More than 200 different medical conditions cause dwarfism. Therefore, dwarfism symptoms — other than short stature — vary considerably across the spectrum of disorders. In general, the disorders are divided into two broad categories:

  • Disproportionate dwarfism. If body size is disproportionate, some parts of the body are small, and others are of average size or above-average size. Disorders causing disproportionate dwarfism inhibit the development of bones.
  • Proportionate dwarfism. A body is proportionately small if all parts of the body are small to the same degree and appear to be proportioned like a body of average stature.

Disproportionate dwarfism

Most people with dwarfism have disorders that cause disproportionately short stature. Usually, this means that a person has an average-size trunk and very short limbs, but some people may have a very short trunk and shortened (but disproportionately large) limbs. The other common characteristic of these disorders is that the head is disproportionately large compared with the body.

Almost all people with disproportionate dwarfism have normal intellectual capacities. Rare exceptions are usually the result of a secondary factor, such as excess fluid around the brain (hydrocephalus).
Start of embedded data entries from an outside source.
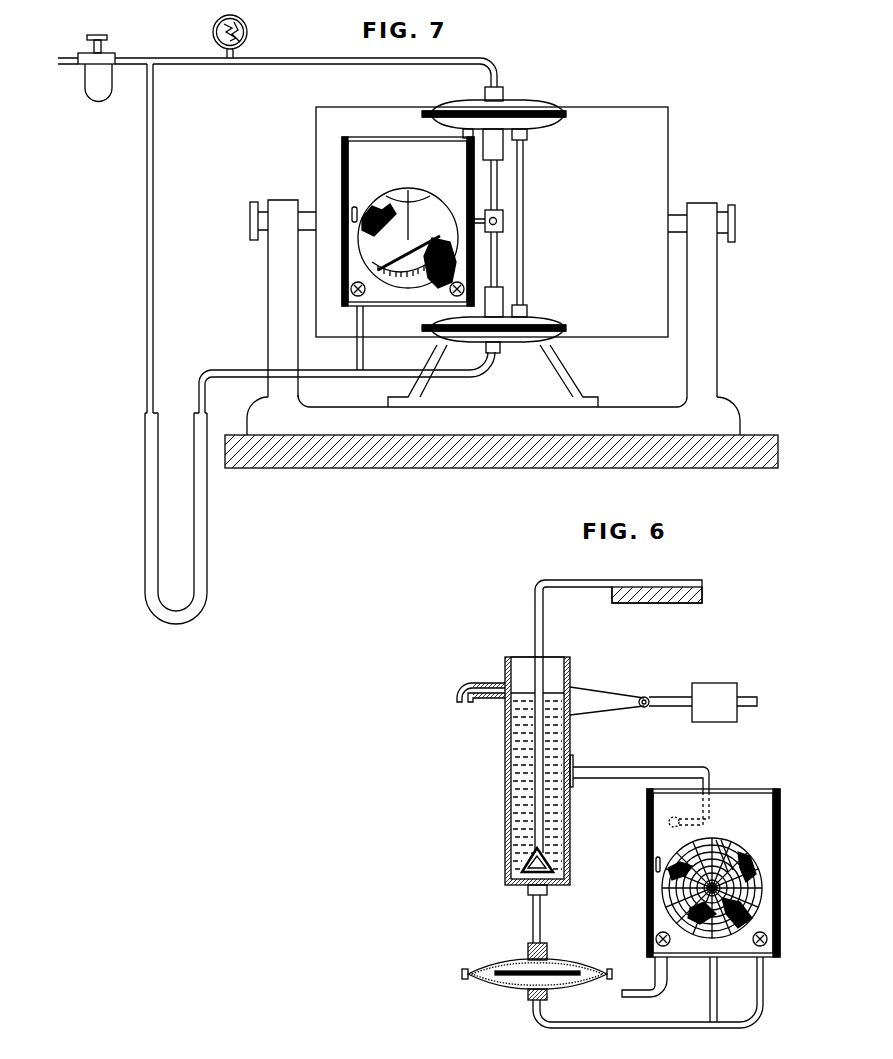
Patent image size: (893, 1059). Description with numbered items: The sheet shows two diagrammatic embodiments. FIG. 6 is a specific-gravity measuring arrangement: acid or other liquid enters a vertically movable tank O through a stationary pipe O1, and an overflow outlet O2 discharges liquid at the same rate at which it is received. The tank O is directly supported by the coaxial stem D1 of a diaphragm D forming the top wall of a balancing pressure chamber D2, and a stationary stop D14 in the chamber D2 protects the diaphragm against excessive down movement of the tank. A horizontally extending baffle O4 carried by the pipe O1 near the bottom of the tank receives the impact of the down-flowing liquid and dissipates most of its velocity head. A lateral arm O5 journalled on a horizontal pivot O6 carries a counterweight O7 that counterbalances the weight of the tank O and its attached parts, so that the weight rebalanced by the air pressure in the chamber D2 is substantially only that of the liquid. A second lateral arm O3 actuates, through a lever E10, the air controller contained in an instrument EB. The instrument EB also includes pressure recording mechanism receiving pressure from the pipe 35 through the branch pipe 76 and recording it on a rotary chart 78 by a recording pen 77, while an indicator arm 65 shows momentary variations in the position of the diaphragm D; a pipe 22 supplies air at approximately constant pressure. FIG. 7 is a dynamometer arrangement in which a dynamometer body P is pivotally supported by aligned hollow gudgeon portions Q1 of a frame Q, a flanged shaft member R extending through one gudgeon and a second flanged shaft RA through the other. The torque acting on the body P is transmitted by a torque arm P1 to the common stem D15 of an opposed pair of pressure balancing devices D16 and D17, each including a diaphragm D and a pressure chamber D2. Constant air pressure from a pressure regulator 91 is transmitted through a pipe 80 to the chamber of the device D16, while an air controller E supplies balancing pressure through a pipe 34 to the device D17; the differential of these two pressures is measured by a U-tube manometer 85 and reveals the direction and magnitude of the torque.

In FIG. 7, the pipe 80 is at (182, 58).
In FIG. 7, the filter 91 is at (92, 88).
In FIG. 7, the U-tube manometer 85 is at (145, 520).
In FIG. 7, the pipe 34 is at (378, 377).
In FIG. 7, the dynamometer body P is at (658, 129).
In FIG. 7, the air controller E is at (373, 143).
In FIG. 7, the frame Q is at (280, 306).
In FIG. 7, the hollow gudgeon portions Q1 is at (291, 204).
In FIG. 7, the flanged shaft member R is at (254, 220).
In FIG. 7, the second flanged shaft RA is at (737, 216).
In FIG. 7, the diaphragm D is at (566, 117).
In FIG. 6, the diaphragm D is at (485, 963).
In FIG. 7, the pressure balancing device D16 is at (523, 104).
In FIG. 7, the pressure balancing device D17 is at (518, 345).
In FIG. 7, the common stem D15 is at (498, 194).
In FIG. 7, the torque arm P1 is at (503, 221).
In FIG. 6, the tank O is at (505, 752).
In FIG. 6, the stationary pipe O1 is at (602, 581).
In FIG. 6, the overflow outlet O2 is at (458, 686).
In FIG. 6, the lateral arm O3 is at (610, 771).
In FIG. 6, the baffle O4 is at (521, 877).
In FIG. 6, the lateral arm O5 is at (595, 698).
In FIG. 6, the horizontal pivot O6 is at (648, 697).
In FIG. 6, the counterweight O7 is at (713, 692).
In FIG. 6, the instrument EB is at (653, 829).
In FIG. 6, the indicator arm 65 is at (692, 846).
In FIG. 6, the recording pen 77 is at (726, 858).
In FIG. 6, the rotary chart 78 is at (758, 896).
In FIG. 6, the lever E10 is at (692, 819).
In FIG. 6, the pipe 22 is at (650, 989).
In FIG. 6, the branch pipe 76 is at (710, 988).
In FIG. 6, the pipe 35 is at (641, 1028).
In FIG. 6, the stem D1 is at (543, 920).
In FIG. 6, the balancing pressure chamber D2 is at (500, 982).
In FIG. 6, the stationary stop D14 is at (530, 987).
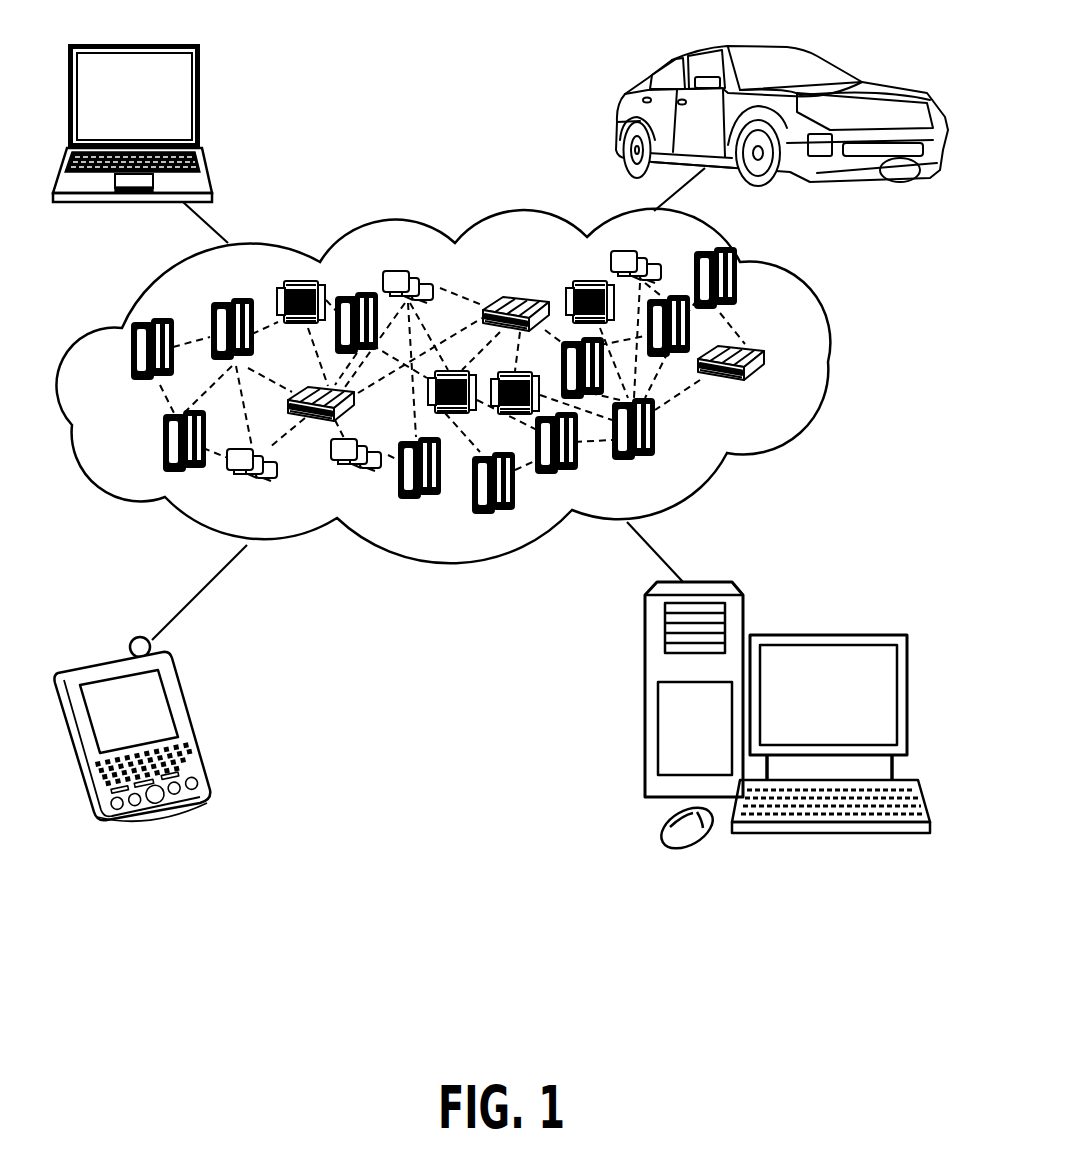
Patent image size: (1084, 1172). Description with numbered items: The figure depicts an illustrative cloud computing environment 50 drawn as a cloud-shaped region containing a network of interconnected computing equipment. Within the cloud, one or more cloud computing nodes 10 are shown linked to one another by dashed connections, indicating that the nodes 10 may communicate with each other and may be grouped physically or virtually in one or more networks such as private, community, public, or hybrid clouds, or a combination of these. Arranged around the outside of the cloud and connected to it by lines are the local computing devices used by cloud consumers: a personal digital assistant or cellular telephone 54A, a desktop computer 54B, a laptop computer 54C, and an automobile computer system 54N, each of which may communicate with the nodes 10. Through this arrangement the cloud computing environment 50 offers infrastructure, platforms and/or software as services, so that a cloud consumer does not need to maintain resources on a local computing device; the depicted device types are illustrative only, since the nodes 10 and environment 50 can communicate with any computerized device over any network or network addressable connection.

The most common cause of dwarfism is a disorder called achondroplasia, which causes disproportionately short stature. This disorder usually results in the following:

  • An average-size trunk
  • Short arms and legs, with particularly short upper arms and upper legs
  • Short fingers, often with a wide separation between the middle and ring fingers
  • Limited mobility at the elbows
  • A disproportionately large head, with a prominent forehead and a flattened bridge of the nose
  • Progressive development of bowed legs (genu varum)
  • Progressive development of swayed lower back (lordosis)
  • An adult height around 4 feet — about 122 cm

Another cause of disproportionate dwarfism is a rare disorder called spondyloepiphyseal dysplasia congenita (SEDC). Signs may include:

  • A very short trunk, which may or may not be apparent in infancy
  • A short neck
  • Shortened arms and legs
  • Average-size hands and feet
  • Slightly flattened cheekbones
  • Hip deformities that result in thighbones turning inward (coxa vara)
  • A foot that's twisted or out of shape (clubfoot)
  • Progressive hunching curvature of the upper spine (kyphosis)
  • Progressive development of lordosis
  • Vision and hearing problems
  • Adult height ranging from 3 feet (91 cm) to just over 4 feet (122 cm)

Proportionate dwarfism

Proportionate dwarfism results from medical conditions present at birth or appearing in early childhood that limit overall growth and development. Therefore, the head, trunk and limbs are all small, but they are proportionate to each other. Because these disorders affect overall growth, many of them result in poor development of one or more body systems.

Growth hormone deficiency is a relatively common cause of proportionate dwarfism. It occurs when the pituitary gland fails to produce an adequate supply of growth hormone, which is essential for regular childhood growth. Signs include:

  • Height below the third percentile on standard pediatric growth charts
  • Growth rate slower than expected for age
  • Delayed or no sexual development during adolescence

When to see a doctor

Signs and symptoms of disproportionate dwarfism are often present at birth or in early infancy. Proportionate dwarfism may not be immediately apparent. See your child's doctor if you have any concerns about your child's growth or overall development.